Federal Trade Commission Chair Andrew Ferguson told the Senate on April 15 that the agency is not a "general economic regulator" and that its mandate is limited to consumer protection and antitrust enforcement. The testimony, delivered alongside Commissioner Mark Meador before the Commerce, Science, and Transportation Committee, marked a clear departure from the approach of predecessor Lina Khan.
Ferguson said he is committed to enforcing the laws but also to seeking settlements wherever possible. That stance would allow beneficial mergers to go through if companies agree to steps that address monopoly concerns, rather than blocking deals outright as the Khan-era FTC often did.
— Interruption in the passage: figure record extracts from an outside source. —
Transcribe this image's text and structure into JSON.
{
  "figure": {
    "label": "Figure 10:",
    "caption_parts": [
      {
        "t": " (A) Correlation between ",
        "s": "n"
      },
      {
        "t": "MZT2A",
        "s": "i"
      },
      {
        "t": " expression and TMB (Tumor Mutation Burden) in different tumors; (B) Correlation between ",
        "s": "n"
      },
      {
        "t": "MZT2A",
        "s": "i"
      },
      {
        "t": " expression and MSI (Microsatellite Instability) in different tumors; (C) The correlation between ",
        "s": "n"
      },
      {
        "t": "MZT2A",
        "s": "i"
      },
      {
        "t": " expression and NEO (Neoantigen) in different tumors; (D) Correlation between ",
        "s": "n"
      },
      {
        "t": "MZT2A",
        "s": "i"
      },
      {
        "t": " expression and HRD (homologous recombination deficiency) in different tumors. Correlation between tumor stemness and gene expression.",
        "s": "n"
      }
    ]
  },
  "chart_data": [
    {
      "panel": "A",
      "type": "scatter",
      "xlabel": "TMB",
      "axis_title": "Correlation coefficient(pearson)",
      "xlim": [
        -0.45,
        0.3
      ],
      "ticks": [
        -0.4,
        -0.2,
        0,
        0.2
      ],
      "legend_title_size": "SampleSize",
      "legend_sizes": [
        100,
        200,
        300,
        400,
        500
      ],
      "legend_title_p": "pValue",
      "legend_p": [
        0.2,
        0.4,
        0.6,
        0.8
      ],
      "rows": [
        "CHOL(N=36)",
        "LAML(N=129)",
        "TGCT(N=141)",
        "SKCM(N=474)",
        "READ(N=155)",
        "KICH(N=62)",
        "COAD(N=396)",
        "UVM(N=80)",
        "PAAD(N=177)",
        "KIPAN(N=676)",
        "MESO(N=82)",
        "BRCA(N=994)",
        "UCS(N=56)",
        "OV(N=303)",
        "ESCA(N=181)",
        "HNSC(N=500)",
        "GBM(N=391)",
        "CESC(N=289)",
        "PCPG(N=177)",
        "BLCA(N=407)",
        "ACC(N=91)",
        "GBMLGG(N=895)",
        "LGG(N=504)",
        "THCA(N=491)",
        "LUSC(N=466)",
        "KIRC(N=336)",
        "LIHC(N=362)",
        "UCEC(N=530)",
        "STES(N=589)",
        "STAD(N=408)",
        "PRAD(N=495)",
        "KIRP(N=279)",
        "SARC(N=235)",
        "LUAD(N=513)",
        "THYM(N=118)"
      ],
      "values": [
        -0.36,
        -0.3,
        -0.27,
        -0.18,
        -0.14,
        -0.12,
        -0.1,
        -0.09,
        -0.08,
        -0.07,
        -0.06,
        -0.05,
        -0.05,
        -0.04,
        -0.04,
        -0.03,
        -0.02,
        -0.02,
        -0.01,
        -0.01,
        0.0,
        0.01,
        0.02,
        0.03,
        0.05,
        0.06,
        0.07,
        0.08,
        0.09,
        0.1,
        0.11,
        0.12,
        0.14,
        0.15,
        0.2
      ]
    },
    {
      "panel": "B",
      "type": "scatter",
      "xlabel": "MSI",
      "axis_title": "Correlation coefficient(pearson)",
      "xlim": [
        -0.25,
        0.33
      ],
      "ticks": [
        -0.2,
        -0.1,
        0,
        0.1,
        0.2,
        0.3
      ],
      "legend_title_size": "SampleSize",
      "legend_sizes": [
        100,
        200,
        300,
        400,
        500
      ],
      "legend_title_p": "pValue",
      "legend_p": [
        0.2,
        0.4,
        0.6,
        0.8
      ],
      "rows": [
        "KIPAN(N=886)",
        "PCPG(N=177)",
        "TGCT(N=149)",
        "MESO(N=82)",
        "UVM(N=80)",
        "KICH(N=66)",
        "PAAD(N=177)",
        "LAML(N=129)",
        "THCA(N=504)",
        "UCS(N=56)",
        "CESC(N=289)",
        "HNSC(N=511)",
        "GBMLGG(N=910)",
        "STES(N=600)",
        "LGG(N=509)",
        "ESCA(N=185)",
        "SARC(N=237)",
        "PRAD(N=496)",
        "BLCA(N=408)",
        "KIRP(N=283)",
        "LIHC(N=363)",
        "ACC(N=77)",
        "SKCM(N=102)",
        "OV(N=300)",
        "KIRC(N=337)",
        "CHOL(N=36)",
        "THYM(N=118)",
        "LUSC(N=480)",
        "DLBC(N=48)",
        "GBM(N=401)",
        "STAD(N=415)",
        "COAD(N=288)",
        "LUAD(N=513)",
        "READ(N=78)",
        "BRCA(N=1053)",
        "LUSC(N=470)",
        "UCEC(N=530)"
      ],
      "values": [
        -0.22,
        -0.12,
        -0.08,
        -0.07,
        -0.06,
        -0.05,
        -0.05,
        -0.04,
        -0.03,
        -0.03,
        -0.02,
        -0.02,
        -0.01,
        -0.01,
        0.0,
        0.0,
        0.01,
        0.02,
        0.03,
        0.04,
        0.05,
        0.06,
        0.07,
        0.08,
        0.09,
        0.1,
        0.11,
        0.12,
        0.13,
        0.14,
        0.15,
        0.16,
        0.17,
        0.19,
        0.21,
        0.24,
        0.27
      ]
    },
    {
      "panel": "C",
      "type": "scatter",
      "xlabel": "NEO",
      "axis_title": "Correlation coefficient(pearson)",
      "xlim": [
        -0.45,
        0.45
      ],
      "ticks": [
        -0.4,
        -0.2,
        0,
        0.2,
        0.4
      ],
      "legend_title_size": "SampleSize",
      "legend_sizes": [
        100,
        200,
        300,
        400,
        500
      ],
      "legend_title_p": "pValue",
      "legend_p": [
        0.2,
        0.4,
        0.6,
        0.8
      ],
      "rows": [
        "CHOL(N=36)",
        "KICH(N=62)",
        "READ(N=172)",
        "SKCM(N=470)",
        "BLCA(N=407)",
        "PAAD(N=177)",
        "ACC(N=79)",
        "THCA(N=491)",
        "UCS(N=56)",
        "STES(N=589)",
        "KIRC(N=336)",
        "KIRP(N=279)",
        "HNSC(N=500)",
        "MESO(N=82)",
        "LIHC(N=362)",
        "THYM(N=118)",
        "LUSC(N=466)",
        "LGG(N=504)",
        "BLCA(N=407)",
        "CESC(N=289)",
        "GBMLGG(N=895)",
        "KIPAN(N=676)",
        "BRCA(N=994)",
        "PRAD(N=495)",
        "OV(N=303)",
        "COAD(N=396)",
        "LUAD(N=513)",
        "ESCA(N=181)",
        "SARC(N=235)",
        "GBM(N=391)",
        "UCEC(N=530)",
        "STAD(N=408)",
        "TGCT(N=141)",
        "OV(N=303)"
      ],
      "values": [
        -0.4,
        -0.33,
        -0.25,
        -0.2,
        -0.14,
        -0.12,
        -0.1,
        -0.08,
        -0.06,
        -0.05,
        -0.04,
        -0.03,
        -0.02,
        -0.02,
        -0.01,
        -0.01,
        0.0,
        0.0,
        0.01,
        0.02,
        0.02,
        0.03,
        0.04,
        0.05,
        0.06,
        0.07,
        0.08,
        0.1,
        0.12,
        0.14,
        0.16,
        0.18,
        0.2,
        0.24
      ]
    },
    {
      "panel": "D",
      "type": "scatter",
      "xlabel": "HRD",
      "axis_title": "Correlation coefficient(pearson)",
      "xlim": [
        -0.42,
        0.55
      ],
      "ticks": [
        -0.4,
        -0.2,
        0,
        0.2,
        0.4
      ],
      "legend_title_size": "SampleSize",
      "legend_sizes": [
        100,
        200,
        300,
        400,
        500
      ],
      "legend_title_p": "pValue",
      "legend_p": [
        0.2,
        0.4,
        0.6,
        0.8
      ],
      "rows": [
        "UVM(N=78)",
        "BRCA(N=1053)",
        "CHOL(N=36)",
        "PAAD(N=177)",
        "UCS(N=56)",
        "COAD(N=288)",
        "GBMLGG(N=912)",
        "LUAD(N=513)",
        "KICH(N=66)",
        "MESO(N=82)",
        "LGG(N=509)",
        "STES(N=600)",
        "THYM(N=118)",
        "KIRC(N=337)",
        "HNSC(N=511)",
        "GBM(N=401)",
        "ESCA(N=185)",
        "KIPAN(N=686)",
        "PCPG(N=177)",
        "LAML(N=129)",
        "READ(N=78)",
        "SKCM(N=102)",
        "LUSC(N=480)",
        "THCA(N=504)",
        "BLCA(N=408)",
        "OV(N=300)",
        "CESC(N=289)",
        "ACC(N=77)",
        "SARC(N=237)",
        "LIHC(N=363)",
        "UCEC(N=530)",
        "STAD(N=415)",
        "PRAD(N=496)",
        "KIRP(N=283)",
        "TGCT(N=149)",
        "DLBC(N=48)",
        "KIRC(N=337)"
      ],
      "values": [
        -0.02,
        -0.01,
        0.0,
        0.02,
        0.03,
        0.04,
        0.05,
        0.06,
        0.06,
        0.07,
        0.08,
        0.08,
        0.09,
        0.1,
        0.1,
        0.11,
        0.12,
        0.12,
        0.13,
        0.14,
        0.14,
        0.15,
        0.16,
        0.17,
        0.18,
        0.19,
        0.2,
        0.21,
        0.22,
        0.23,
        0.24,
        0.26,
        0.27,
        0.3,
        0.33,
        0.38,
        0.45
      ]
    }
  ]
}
Ferguson did not mention Khan by name.
The shift matters for dealmaking. Under Khan, the FTC challenged a wide range of mergers and acquisitions, including vertical deals that historically faced less scrutiny. Ferguson's emphasis on settlements signals a return to a more traditional antitrust framework where companies can negotiate remedies rather than litigate or abandon transactions.
Senator Ted Cruz, who chairs the Commerce Committee, said Congress needs to pass laws reforming the FTC's use of consent decrees. Cruz argued that these decrees have given the agency the ability to control businesses for decades and that legislation should limit their duration. He said he hopes to introduce consent decree reform this year.
Some Democrats criticized Ferguson and Meador for targeting physicians and hospitals that perform gender reassignment surgery on minors. Ferguson's critics argue that the FTC is exceeding its authority by going after companies for First Amendment-protected activities, including boycotts. They warned that such cases could backfire on conservatives if a future administration uses the same logic against right-leaning groups.
The current Supreme Court has shown skepticism toward independent agencies. The Court has already issued a stay in a case involving FTC firings, leaving the removals in place until a final decision. Supporters of separation of powers see this as a positive sign, while critics worry about concentrating too much power in the executive branch. One proposed solution would require the President to explain FTC commissioner firings to Congress.
Ferguson's testimony suggests a narrower, more predictable FTC than the one under Khan. Companies evaluating M&A strategy will watch whether the settlement-first approach translates into actual deal approvals and whether Congress follows through on consent decree reform.